As a rule of thumb, with most .308 loads, the following formula will work for targets at a distance of 500 yards or less, moving at right angles to the line of fire:

Lead in MILs = target speed (MPH) * 0.6

Typical human/target speeds

• Slow patrol = 0.8 mph
• Fast patrol = 1.3 mph
• Slow walk = 2.5 mph
• Fast walk = 3.7 mph
• Jogging = 6 mph
• Fast run = 11 mph

Considering human/target speeds on an average walk or stroll, the negative leads may not be as great. But as a sniper/precision shooter, we know that shots in wind, on a moving target, are often a miss on the first shot, and after the target knows that it is being engaged, it will begin to run or jog.

Looking at several data charts and mathematical target lead tables of several bullets, I have found that a ‘negative lead’ will greatly apply at wind velocities exceeding 30 MPH, when the target is moving at a slow to fast walk, and also with a wind velocity of 10 MPH, when the target speeds are at a slow patrol.

The shooter should also be aware of time considerations when engaging moving targets. The bullet does not leave the barrel as soon as the sear releases; rather, there is a delay between the release of the sear and the bullet exiting the barrel. During this time, any movement can move the firearm off target, and so this time should be minimized, especially for firearms that will be fired from an unsupported standing position. This delay can be broken down into three sections, the lock time, bullet dwell time, and shooter reaction time.
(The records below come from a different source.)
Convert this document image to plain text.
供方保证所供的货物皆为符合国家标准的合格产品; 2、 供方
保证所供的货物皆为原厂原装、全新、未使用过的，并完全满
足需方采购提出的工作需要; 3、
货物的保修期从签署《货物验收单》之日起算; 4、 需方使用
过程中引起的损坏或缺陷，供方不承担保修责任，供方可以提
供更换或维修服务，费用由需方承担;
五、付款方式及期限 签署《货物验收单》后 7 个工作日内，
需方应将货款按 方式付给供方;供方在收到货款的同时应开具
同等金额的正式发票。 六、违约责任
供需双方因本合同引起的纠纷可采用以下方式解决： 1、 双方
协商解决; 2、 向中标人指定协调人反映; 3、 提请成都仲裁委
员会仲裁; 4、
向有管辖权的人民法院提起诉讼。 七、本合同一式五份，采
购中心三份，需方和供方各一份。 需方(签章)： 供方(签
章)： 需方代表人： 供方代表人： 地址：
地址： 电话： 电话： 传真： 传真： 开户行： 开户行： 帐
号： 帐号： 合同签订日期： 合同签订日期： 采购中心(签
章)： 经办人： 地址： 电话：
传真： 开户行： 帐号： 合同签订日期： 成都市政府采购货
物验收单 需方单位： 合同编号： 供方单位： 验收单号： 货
These time considerations are extremely important to a shooter engaging moving targets using formulas or ballistic calculators. Formulas and ballistic calculators do not account for time considerations, but instead are only true/correct when the bullet clears the tip of the muzzle.

Lock time

Lock time is the time between the release of the sear and the ignition of the cartridge. A lengthy lock time gives time for the shooter to drift off target, and so it is advantageous to minimize the lock time, and thus reduce the window for error. Reductions in lock time are generally performed by lightening parts that move as part of the firing operation, such as the hammer and firing pin or striker, and using a more powerful spring. Further reductions in lock time, to near-zero levels, can be achieved with electrical primers.

Dwell time (in regards to the bullet)

The bullet dwell time is the time between cartridge ignition and the time the bullet leaves the barrel. Like lock time, dwell time is a window for error, and can be minimized with a faster bullet or a shorter barrel. In some cases, a shorter barrel is desired to reduce dwell time, but without losing the sight radius of a longer barrel. In this case, a sight extension tube, or bloop tube, can be used. This is a tube that fits on the muzzle end of the barrel, providing support for the front sight, but that is bored much larger than bore diameter. This provides the sight plane of a long barrel with less weight and dwell time.

Shooter reaction time

The time that it takes the shooter to visually see the target intersect the desired hold in the reticle, and the time it takes the shooter to fire, is shooter time. Some shooters may perceive things differently or may have faster reaction times than others. This variance in reaction time can be seen greatly in the elder and younger shooters. Typically, the younger shooter will have less shooter reaction time than the elder shooter.